Adam. I have terrible OpSec.
A former user had deleted a bunch of files. Luckily, he was able to recover.
Teach me how to OpSec.
No worries buddy. I got you.
Kai is a power user, and in today’s Internet that means he subscribes to two dozen hosted services. How do you manage two dozen services and keep any kind of sanity? I do it with checklists (⬅️ read this book).
Before I show them to you, we need to cover one of the Big Important Things from Mr. Gawande’s book. Kai already knows how to manage his services. He just needs to make sure he hasn’t forgotten something important like disabling access for former users.
I wrote Kai two checklists. One to use monthly to make sure nothing gets missed and one to use when setting up new services to reduce the monthly work. I assume he has a master spreadsheet listing all his services. Kai’s Bad Moment categorizes as OpSec, but I didn’t limit these lists to that category.
Hopefully, these help you as well.
The Monthly Checklist
- Can I cancel this service?
- Should I delete users?
- Should I change shared passwords?
- Should I un-share anything?
- Should I force-disconnect any devices?
- Is the domain name about to expire?
- Is the credit card about to expire?
- Am I paying for more than I use?
- Should I cancel auto-renewal?
- Are there any messages from the provider in my account? (new!)
- Is the last backup bigger than the one before it?
The Setup Checklist
- Add row to master spreadsheet.
- Save URL, account ID, username, password, email address, and secret questions in 1password.
- Sign up for paperless everything.
- Enter phone number and mailing address into account profile.
- Review privacy settings.
- Enable MFA.
- Send hardcopy of MFA backup codes offsite.
- Setup recurring billing.
- Set alarm to manually check the first auto-bill.
- Set alarm to revisit billing choices.
- Set schedule for backups.
- Check that backups contain the really important data.

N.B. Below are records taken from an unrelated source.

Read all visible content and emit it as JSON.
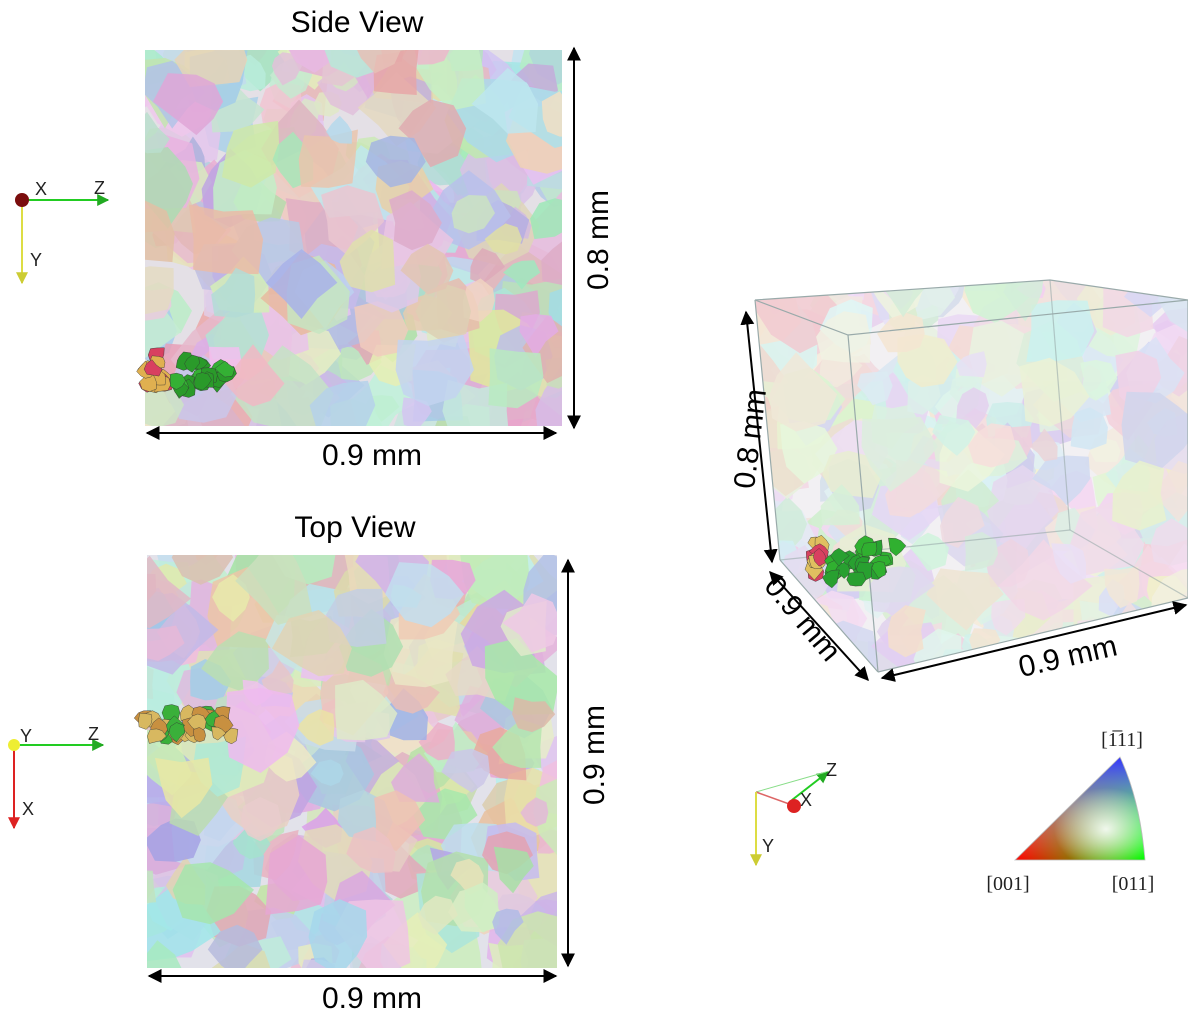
{
  "side_view": {
    "title": "Side View",
    "width_label": "0.9 mm",
    "height_label": "0.8 mm",
    "axes": {
      "x": "X",
      "y": "Y",
      "z": "Z"
    }
  },
  "top_view": {
    "title": "Top View",
    "width_label": "0.9 mm",
    "height_label": "0.9 mm",
    "axes": {
      "x": "X",
      "y": "Y",
      "z": "Z"
    }
  },
  "iso_view": {
    "height_label": "0.8 mm",
    "depth_label": "0.9 mm",
    "width_label": "0.9 mm",
    "axes": {
      "x": "X",
      "y": "Y",
      "z": "Z"
    }
  },
  "ipf_legend": {
    "top": "[1̅11]",
    "left": "[001]",
    "right": "[011]"
  }
}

- Create a user for my assistant.
- Confirm my assistant has logged in.
- Can I cancel this service? I always ask “can I”, not “should I”. There’s always a reason to keep it, but I want a reason to nuke it.
- Am I paying for more than I use? I look at current usage, not predicted usage. The number is often not actionable, but it’s a good lens.

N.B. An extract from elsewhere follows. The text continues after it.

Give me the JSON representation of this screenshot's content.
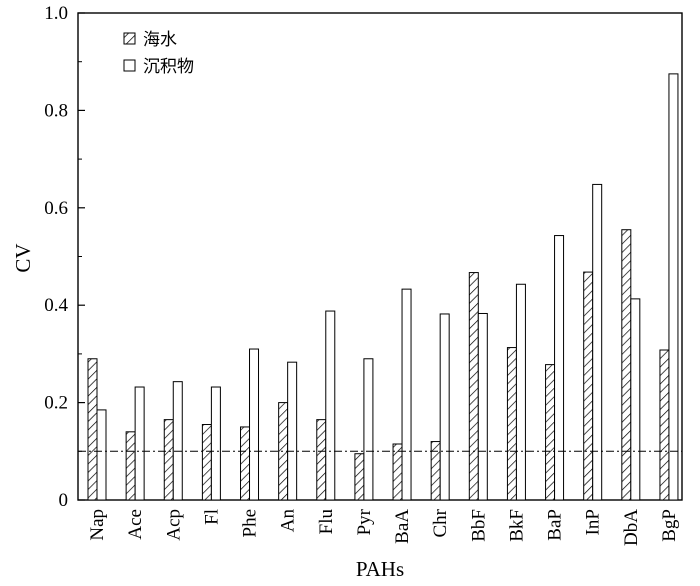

- Save URL, account ID, username, password, email address, and secret questions in 1password. The URL matters because 1password will use it to give you warnings about known vulnerabilities that you need to change your password to remediate. The email address and username may seem redundant, but having both has saved me a bunch of times. Same with secret questions.
- Enter phone number and mailing address into account profile. These make recovery and support calls easier.
- Review privacy settings. Remember, Kai already knows how to manage his services. He knows how to pick good privacy settings. But privacy settings are often hidden and it’s easy to forget them when signing up.
- Enable MFA. I know it sucks, but the security landscape gets worse every day. Use this for anything expensive or private.
- Send hardcopy of MFA backup codes offsite. I have watched people spend months on account recovery when their phones die and they lose their Google Auth.
- Set alarm to manually check the first auto-bill. This saves me all the time. All. The. Time.
- Set alarm to revisit billing choices. This has saved me thousands of dollars.
- Set schedule for backups. Even if it’s an alarm to do a manual backup once a month.